Karanlık Lise 1 – Bölüm 10


“Ben… Ben…”

Demir’e bir bahane uydurmaya çalışıyordum ama aklıma bir türlü iyi bir şey gelmiyordu.

Çok kızgın bakıyordu. “… tuvaleti arıyordum?” diye saçmaladım.

“Ve bunun için koridorun en sonundaki kapıyı denemeye karar verdin?”

Yememişti sanki.

“Elindekini hemen bana ver ve çık buradan!” Nota defterini çekip aldı ve çekmecedeki yerine koydu. Odadan çıktım. Çok kızmıştı ve açıkçası yüzüne bakacak cesaretim kalmamıştı. Haklıydı. Üstüme vazifeymiş gibi odasına girip karıştırmaya başlamıştım. Aslında kötü bir niyetim yoktu. Sadece onu tanımaya çalışıyordum. Ne yapmaktan hoşlanırdı? Nasıl müzikler dinlerdi? En sevdiği film neydi? Odasından bir ipucu yakalayabilirim diye düşünmüştüm çünkü öbür türlü ona sorular sorsam, asla bana kendi hakkında bilgiler vermeyeceğini biliyordum.

Aşağı indiğimizde beni omuzlarımdan tutup koltuğa oturttu. Düşünüyordu.

“Demir, özür dilerim. Seni tanımaya çalışıyordum, benimle neredeyse hiç konuşmuyorsun ki!” diyerek kendimi savunmaya çalışırken kapı çaldı. Büyük ihtimalle gelen pizzaydı ama daha yeni sipariş etmiştik. Başkasını mı bekliyordu?

“Güneş, bir kez olsun dediğimi yap, olur mu?” dedi sesini o her zamanki normal haline getirerek. Kapıyı açtı. İçeriye güneş gözlüklü bir çocuk girdi. Bir dakika… Bu, müzik sınıfındaki Cenk’ti. Aynı zamanda Demir’in çetesindendi.

“Dediğini hallettim. Dördü de bir daha karşına-” derken Cenk güneş gözlüğünü çıkardı ve beni fark etti. “Yeni kızla mısın?” diye sordu.

Az önce Cenk “dördü de bir daha karşına çıkmayacak” mı demeye çalışmıştı? Alışveriş merkezine gittiğimiz günün gecesinde yaşadıklarımızla bir alakası olabilir miydi? “Yeni oyuncağınsa eğer, birazcık eğlenelim ha, ne dersin?” dedi ve sırıtarak yanıma oturdu.

İğrençti.

İyice dibime girdikten sonra “Uzaklaş Cenk. Seninle işim yok benim. Buraya ödev yapmaya geldim,” dedim.

“Benimle ödev yap? Olmaz mı?”

“Git başımdan,” dedim ayağa kalkarken.

Oturmamı söylediği halde yine ayağa kalktığımı gören Demir, elini alnına götürerek benimle birlikte başına iş aldığına karar kılmıştı.

Yeter.”

Demir’in ağzından çıkan tek bir kelimeyle Cenk benden uzaklaşmış ve kapıya yönelmişti.

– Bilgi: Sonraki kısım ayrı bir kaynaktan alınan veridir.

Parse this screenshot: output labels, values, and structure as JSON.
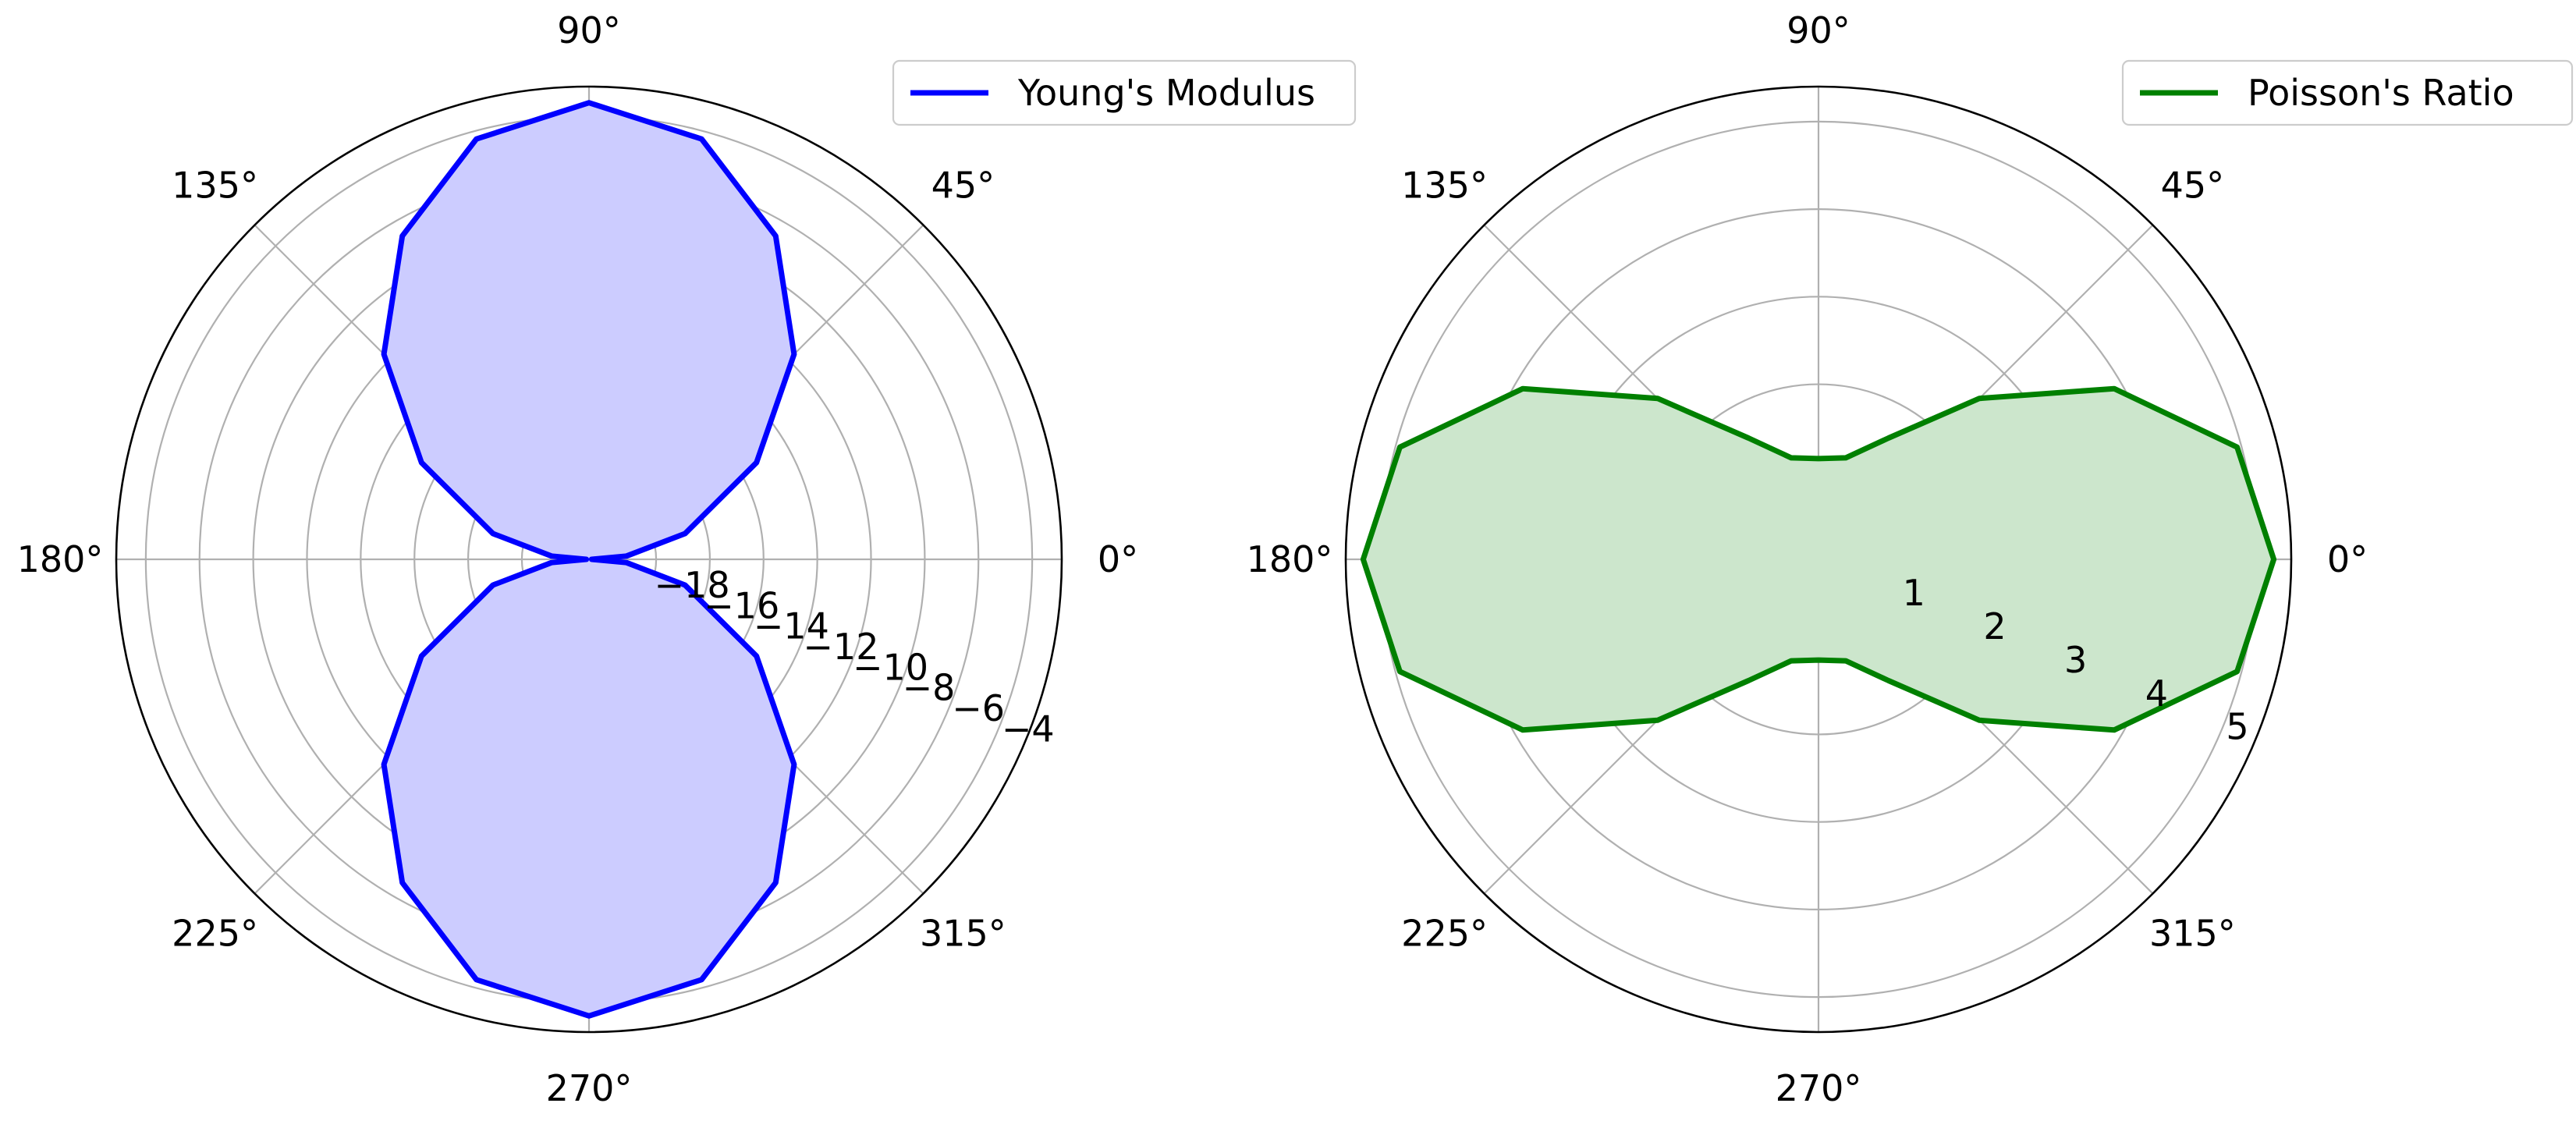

Cenk kuvvetli ve karizmatik bir tip olabilirdi, evet, hatta pek çok kızın hayallerini süslüyor da olabilirdi ama böylesine sırnaşık olduktan sonra tüm havası yerle birdi benim için.

Demir her zamanki ciddi ve otoriter sesiyle “Cenk, gidebilirsin,” dedi.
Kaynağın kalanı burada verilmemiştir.